About this Research Topic
Dengue Virus (DENV), a member of the flavivirus family, is the etiologic agent of dengue fever, the most significant mosquito-borne viral disease in humans, infecting 400 million people each year. Four serotypes of DENV (DENV1-4) are present across more than 100 countries, with an estimate of 3.9 billion people at risk of infection. DENV infection causes a wide spectrum of clinical manifestations ranging from asymptomatic infection, uncomplicated dengue fever to more severe forms of dengue such as Dengue Hemorrhagic Fever (DHF) and Dengue Shock Syndrome (DSS). Exposure to an individual DENV serotype confers long-term immunity specifically against that serotype, but only short-term protection against the other three serotypes, thereby creating unique challenges for the development of an effective Dengue vaccine.
A key hallmark of a successful vaccine is the ability to induce immunological memory. CD8+ T cells contribute to protection against DENV by generating effector cells that migrate to the site of infection and aid in the clearance of infected cells. On the other hand, CD4+ T cells contribute by providing cues that stimulate appropriate responses in innate immune cells, B cells and CD8+ T cells. Following the clearance of infection, memory CD4+ and CD8+ T cells are established, which can survive long-term and have enhanced abilities to control reinfection. In the context of DENV, it has been suggested that during secondary infection, pre-existing low avidity and cross-reactive memory T cells are preferentially expanded, inducing a qualitatively different response compared to those induced by the original antigen. In some patients that previously experienced primary infection with DENV, these cells, which possess suboptimal anti-viral capacity towards the specific dengue serotype that leads to secondary infection, may contribute to the “cytokine storm” that underlies the immunopathology observed during DHF/DSS. However, there is evidence that T cells also play an important protective role during secondary dengue infection and, as is the case for other viral infections such as Hepatitis B or Chikungunya, these two roles of the T cell response may not be mutually exclusive. Thus, understanding the nature of CD4+ and CD8+ T cell responses involved in protective immunity and/or immunopathology during secondary dengue infection is critical for designing optimal DENV vaccines and for defining reliable correlates of protection.
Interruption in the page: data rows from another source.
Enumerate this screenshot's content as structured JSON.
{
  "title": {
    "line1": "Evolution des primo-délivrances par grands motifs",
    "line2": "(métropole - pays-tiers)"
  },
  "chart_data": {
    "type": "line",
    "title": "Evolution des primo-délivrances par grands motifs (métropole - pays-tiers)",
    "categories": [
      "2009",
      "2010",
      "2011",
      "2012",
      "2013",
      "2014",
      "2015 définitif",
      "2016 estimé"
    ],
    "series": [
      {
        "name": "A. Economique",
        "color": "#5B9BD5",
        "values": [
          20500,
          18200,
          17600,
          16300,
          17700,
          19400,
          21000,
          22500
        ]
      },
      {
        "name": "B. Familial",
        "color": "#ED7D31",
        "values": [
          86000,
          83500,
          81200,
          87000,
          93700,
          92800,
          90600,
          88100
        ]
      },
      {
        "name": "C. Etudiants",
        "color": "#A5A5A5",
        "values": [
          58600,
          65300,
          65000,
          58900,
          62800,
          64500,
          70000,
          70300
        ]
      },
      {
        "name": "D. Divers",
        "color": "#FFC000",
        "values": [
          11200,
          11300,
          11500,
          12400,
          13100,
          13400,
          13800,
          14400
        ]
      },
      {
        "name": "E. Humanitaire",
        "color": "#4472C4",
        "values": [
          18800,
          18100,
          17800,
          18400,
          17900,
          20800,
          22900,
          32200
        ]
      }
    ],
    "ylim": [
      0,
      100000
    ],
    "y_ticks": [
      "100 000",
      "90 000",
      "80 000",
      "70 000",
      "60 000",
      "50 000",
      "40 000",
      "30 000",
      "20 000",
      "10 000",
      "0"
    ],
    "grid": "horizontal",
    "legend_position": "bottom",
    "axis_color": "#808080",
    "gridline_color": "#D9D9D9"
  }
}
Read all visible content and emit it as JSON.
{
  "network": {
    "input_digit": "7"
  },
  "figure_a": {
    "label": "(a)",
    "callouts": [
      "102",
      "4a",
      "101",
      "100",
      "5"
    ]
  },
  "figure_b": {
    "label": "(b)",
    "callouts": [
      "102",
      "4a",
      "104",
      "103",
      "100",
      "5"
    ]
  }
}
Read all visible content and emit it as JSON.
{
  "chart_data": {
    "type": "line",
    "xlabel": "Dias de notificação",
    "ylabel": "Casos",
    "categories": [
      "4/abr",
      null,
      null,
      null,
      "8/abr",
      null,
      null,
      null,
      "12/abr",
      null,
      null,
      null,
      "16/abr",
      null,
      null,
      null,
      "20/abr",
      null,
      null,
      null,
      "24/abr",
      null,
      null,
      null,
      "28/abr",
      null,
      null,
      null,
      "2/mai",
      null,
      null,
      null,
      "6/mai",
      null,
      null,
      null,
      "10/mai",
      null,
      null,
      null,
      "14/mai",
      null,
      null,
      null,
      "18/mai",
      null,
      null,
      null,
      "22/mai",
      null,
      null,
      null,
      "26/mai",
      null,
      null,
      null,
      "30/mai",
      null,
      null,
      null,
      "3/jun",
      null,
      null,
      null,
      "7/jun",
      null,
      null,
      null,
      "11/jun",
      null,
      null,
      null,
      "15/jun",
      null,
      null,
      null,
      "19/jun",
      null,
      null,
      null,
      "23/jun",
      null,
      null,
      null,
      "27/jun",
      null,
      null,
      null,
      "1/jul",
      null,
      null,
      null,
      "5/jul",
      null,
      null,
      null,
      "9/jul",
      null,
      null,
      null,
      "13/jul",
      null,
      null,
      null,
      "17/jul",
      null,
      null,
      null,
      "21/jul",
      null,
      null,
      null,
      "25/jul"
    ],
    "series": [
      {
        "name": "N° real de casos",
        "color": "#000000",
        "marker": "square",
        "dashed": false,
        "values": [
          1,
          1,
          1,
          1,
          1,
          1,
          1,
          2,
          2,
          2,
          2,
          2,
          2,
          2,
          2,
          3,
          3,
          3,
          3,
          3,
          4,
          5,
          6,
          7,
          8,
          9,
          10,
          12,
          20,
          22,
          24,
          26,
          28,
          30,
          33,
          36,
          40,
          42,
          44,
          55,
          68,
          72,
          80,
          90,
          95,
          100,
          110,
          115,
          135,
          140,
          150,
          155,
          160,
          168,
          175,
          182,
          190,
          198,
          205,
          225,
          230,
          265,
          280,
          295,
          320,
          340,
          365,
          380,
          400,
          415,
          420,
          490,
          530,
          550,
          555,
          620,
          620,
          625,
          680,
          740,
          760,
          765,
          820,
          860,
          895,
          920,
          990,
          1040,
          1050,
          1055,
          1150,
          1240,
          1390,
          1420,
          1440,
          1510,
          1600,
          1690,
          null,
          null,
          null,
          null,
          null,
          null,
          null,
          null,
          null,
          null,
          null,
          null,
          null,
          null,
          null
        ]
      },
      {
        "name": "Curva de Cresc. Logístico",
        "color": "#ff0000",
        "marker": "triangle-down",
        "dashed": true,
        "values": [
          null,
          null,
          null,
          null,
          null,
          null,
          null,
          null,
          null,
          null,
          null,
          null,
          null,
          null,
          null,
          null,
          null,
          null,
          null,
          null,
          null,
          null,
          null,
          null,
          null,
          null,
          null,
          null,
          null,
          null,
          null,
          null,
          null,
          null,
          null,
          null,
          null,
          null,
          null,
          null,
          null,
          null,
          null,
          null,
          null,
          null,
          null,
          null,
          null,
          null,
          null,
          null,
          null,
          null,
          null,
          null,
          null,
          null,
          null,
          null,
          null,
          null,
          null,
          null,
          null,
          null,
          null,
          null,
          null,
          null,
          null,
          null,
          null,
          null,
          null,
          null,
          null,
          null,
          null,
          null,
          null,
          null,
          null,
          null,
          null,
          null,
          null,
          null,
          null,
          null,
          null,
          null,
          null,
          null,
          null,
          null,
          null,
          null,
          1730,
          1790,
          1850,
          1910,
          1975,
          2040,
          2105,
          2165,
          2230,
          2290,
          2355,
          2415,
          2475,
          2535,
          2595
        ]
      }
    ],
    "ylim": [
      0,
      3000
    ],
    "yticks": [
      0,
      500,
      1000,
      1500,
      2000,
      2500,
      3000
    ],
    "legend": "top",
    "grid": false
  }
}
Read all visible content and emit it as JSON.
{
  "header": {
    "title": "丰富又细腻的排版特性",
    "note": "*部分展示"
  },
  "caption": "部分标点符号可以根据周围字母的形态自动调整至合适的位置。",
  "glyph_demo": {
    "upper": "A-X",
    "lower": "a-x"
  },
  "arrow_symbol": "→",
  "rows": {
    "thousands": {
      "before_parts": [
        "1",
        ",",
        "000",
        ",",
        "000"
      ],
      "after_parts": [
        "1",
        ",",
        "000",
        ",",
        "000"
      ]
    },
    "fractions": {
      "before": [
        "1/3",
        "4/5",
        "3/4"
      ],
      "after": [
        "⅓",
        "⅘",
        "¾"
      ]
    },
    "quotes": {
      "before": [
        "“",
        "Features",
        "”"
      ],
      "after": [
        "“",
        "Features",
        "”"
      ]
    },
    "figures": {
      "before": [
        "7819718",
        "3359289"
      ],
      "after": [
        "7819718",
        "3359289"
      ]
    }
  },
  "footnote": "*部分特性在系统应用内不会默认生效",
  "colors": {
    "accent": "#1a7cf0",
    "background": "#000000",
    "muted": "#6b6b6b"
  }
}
Recent emergence of Zika Virus (ZIKV) has drawn attention to possible interference of DENV-specific T cell immunity with other closely-related flaviviruses such as ZIKV. These two viruses are not only endemic in largely overlapping regions, but also have significant sequence similarity, and share the same arthropod host. The issue of potential ZIKV and DENV cross-reactivity is thus of high relevance for understanding the patterns of natural immunity against these pathogens, as well as for developing diagnostic tests and vaccines and thus requires further study.
This Research Topic welcomes the submission of Original Research Articles, Reviews, Opinion and Perspective articles towards understanding the role of DENV-specific T cell response in protection from or contribution to severe disease as well as their potential to influence the outcome of infection with other flaviviruses.